Auch die Wasserprobe, bei der ein Kollege im Kofferraum alle kritischen Stellen beobachtete, während ein anderer von außen mit einem Schlauch das Fahrzeugheck mit Wasser überflutete, brachte uns nicht weiter. Unserer Erkenntnis nach war der Kofferraum wasserdicht.

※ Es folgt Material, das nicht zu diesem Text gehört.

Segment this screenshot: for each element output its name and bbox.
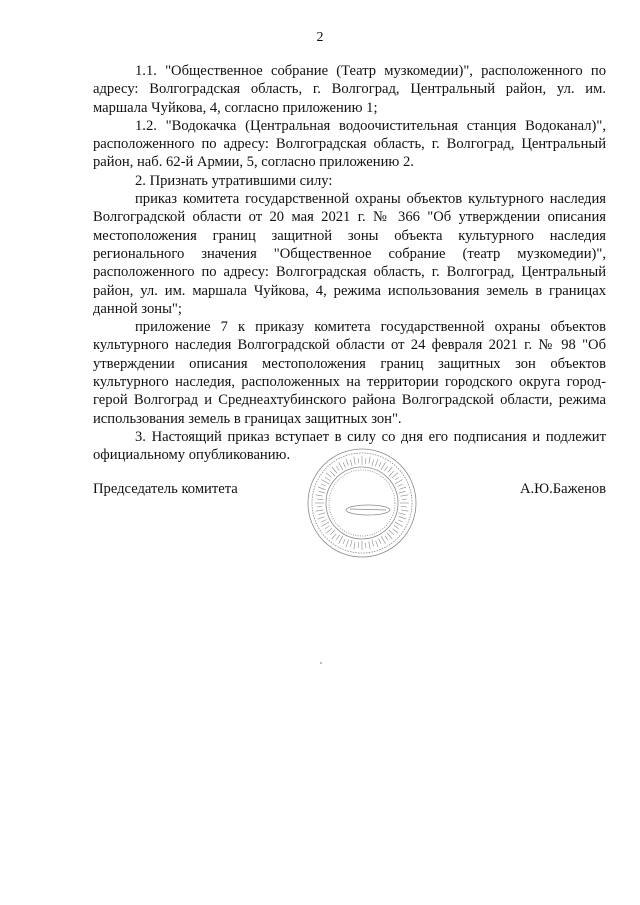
paragraph-1-1: 1.1. "Общественное собрание (Театр музкомедии)", расположенного по адресу: Волгоградская область, г. Волгоград, Центральный район, ул. им. маршала Чуйкова, 4, согласно приложению 1; bbox=[93, 63, 606, 116]
signatory-title: Председатель комитета bbox=[93, 481, 238, 497]
official-seal-stamp bbox=[306, 447, 418, 559]
signatory-name: А.Ю.Баженов bbox=[519, 481, 606, 497]
paragraph-2-order-366: приказ комитета государственной охраны объектов культурного наследия Волгоградской области от 20 мая 2021 г. № 366 "Об утверждении описания местоположения границ защитной зоны объекта культурного наследия регионального значения "Общественное собрание (театр музкомедии)", расположенного по адресу: Волгоградская область, г. Волгоград, Центральный район, ул. им. маршала Чуйкова, 4, режима использования земель в границах данной зоны"; bbox=[93, 191, 606, 317]
paragraph-3: 3. Настоящий приказ вступает в силу со дня его подписания и подлежит официальному опубликованию. bbox=[93, 428, 606, 464]
page-number: 2 bbox=[316, 30, 324, 45]
paragraph-2: 2. Признать утратившими силу: bbox=[135, 172, 333, 189]
scan-speck bbox=[320, 662, 322, 664]
paragraph-2-appendix-7: приложение 7 к приказу комитета государственной охраны объектов культурного наследия Волгоградской области от 24 февраля 2021 г. № 98 "Об утверждении описания местоположения границ защитных зон объектов культурного наследия, расположенных на территории городского округа город-герой Волгоград и Среднеахтубинского района Волгоградской области, режима использования земель в границах защитных зон". bbox=[93, 319, 606, 427]
paragraph-1-2: 1.2. "Водокачка (Центральная водоочистительная станция Водоканал)", расположенного по адресу: Волгоградская область, г. Волгоград, Центральный район, наб. 62-й Армии, 5, согласно приложению 2. bbox=[93, 117, 606, 171]
document-body bbox=[93, 62, 606, 465]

Doch nach der nächsten Regenperiode war unser Kunde wieder da – diesmal mit tatsächlich nassem Kofferraum. Als wir nach langem Suchen, Ausprobieren und simulierter Sintflut nicht mehr weiterwussten, kam ein Kollege auf eine merkwürdige Idee. Ihm waren die leistungsstarken Lautsprecher in der Hutablage und der etwas überdimensionierte Verstärker im Kofferraum aufgefallen. Er schaltete die Stereoanlage auf ohrenbetäubende Lautstärke, schloss alle Türen und beobachtete die Heckscheibe. Wir staunten nicht schlecht, als wir entdeckten, dass diese bei jedem Bassschlag ein beachtliches Stück aus ihrer Ruheposition gehoben wurde.
Bei einer erneuten Wasserprobe, diesmal mit eingeschalteter Stereoanlage, kamen wir der undichten Stelle auf die Spur: Die Auf- und Abbewegung der Heckscheibe „pumpte“ förmlich das Wasser am Heckscheibengummi entlang in den Kofferraum. Leider konnten wir unserem Kunden da nicht weiterhelfen, außer ihn mit der Empfehlung, bei Regen die Lautstärke seiner fahrbaren Disco-Anlage zu drosseln, auf die Reise zu schicken.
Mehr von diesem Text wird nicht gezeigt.